Jeune homme attachant qui a eu une enfance difficile qui expliquent certaines de ses fêlures… Détective privé amateur, à la fois fouineur et encombrant mais quand même utile durant son enquête avec la police.
Sa complicité et les dialogues avec Lucien sont plein d’humour, je n’ai pu ne pas penser à Michel Audiard pendant certaines joutes exquises. Duo très sympathique qui mérite un lectorat de tout âge.
Un grand merci à Nick aussi pour la superbe playlist qu’il nous propose. 
Je me rends compte qu’il n’y a pas qu’en littérature que nous avons de « très bons goûts » ! 
Barclay James Harvest, Genesis, Peter Gabriel, Pink Floyd, Yes, Ange, Marillion et bien d’autres… 
Ce fut un véritable plaisir pour mes oreilles de me prêter au jeu de les écouter en même temps que je lisais, j’ai replongé dans ma jeunesse.
C’est le premier tome d’une trilogie qui en comporte quatre… Lol ??? 
« Va comprendre Charles“ !!!
Je ne veux pas en rester là, je continue sur ma lancée, avec The musical box, Mal placé, Chorale…

6. Aussi noir que le charbon de Eric Dupuis 

En 1970, dans le bassin minier, un terril sépare les riches des pauvres.
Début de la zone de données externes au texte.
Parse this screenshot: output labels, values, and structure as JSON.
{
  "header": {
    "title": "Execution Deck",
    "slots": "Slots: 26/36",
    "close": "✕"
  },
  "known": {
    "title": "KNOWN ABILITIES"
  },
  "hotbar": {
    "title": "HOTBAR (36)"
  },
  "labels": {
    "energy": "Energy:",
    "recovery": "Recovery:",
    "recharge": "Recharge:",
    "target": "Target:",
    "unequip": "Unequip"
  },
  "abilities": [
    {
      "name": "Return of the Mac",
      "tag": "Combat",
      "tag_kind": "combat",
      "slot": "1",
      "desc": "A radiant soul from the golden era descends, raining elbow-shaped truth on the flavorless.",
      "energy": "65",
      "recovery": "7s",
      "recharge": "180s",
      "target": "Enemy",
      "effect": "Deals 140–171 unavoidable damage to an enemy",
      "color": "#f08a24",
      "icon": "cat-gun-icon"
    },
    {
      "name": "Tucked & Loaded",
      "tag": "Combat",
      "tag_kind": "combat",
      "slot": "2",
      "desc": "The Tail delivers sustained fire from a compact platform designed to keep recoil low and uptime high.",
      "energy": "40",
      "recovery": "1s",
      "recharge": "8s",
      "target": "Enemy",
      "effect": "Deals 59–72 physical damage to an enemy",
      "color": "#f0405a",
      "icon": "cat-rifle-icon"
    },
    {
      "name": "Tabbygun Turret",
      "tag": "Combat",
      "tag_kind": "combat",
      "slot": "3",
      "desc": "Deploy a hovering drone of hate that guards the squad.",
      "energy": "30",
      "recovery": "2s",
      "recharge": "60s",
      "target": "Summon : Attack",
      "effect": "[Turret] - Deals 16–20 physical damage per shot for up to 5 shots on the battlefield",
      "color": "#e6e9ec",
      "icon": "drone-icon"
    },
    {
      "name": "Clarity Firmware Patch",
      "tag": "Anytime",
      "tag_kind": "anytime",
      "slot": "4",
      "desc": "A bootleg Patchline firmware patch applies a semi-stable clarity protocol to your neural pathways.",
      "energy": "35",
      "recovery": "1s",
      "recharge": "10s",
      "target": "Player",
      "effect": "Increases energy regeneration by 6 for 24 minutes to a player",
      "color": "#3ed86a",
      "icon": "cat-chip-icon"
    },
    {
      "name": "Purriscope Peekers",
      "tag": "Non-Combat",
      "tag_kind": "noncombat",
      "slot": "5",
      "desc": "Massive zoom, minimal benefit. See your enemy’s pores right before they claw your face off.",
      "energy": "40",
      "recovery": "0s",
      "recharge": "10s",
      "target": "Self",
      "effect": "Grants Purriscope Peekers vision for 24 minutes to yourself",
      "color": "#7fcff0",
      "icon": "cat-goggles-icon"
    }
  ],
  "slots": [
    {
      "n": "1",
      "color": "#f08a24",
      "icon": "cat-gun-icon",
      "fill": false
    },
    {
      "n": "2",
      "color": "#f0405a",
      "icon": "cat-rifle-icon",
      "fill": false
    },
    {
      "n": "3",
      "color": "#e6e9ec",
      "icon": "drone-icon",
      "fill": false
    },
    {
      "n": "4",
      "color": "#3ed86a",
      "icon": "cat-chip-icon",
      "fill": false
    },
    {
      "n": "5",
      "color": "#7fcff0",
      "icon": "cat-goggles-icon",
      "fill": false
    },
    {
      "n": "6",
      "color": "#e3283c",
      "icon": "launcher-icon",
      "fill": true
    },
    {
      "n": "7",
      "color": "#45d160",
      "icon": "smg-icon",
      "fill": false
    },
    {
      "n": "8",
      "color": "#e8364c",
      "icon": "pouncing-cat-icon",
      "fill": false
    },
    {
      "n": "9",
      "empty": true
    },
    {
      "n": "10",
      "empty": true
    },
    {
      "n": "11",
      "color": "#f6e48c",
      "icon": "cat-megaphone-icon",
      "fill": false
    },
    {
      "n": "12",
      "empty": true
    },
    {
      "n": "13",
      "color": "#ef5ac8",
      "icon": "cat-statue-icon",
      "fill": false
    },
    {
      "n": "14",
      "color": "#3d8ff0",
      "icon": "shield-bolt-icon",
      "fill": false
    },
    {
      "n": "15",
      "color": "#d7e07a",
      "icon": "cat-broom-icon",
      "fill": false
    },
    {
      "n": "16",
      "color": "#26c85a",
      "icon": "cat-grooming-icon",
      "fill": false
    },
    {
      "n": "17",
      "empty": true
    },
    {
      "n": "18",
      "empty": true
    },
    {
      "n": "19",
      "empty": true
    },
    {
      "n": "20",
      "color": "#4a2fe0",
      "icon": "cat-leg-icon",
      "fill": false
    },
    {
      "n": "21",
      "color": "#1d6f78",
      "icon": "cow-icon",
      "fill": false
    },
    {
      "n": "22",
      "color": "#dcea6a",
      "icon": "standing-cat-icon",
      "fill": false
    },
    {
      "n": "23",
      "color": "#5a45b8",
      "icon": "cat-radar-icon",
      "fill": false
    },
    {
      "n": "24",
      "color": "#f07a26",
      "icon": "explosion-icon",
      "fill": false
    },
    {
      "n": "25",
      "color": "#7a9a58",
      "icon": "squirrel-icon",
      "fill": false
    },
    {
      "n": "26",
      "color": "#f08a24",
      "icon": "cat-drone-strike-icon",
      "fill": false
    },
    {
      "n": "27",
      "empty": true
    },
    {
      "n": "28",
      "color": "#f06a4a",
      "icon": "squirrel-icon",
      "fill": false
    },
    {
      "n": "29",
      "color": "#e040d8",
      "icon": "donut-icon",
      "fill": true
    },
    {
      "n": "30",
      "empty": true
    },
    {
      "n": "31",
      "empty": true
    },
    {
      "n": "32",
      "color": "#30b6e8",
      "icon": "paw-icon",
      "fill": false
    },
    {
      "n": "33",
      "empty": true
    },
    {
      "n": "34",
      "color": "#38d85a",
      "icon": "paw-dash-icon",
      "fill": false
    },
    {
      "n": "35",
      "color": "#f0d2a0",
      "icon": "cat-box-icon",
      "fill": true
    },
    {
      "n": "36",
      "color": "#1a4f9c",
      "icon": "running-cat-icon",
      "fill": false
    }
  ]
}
Deux enfants que tout oppose se lient pourtant d amitié : François-Xavier de Montjarrieux, fils d’un puissant industriel, et Iwan Kaczmarek, dont le père est mineur. Des années plus tard, le premier est devenu avocat, le second policier. François-Xavier a sombré dans la drogue et l’illégalité en défendant dealers et malfrats. Alors, quand sa famille est retrouvée massacrée, il constitue le suspect idéal. Son seul allié : Iwan, ami de toujours. Au fil de l’enquête, de nouveaux éléments changent la donne. La tuerie semble faire écho à une sombre affaire de meurtres et de viols survenus dans la région trente ans auparavant. Simple similitude ou lien réel ?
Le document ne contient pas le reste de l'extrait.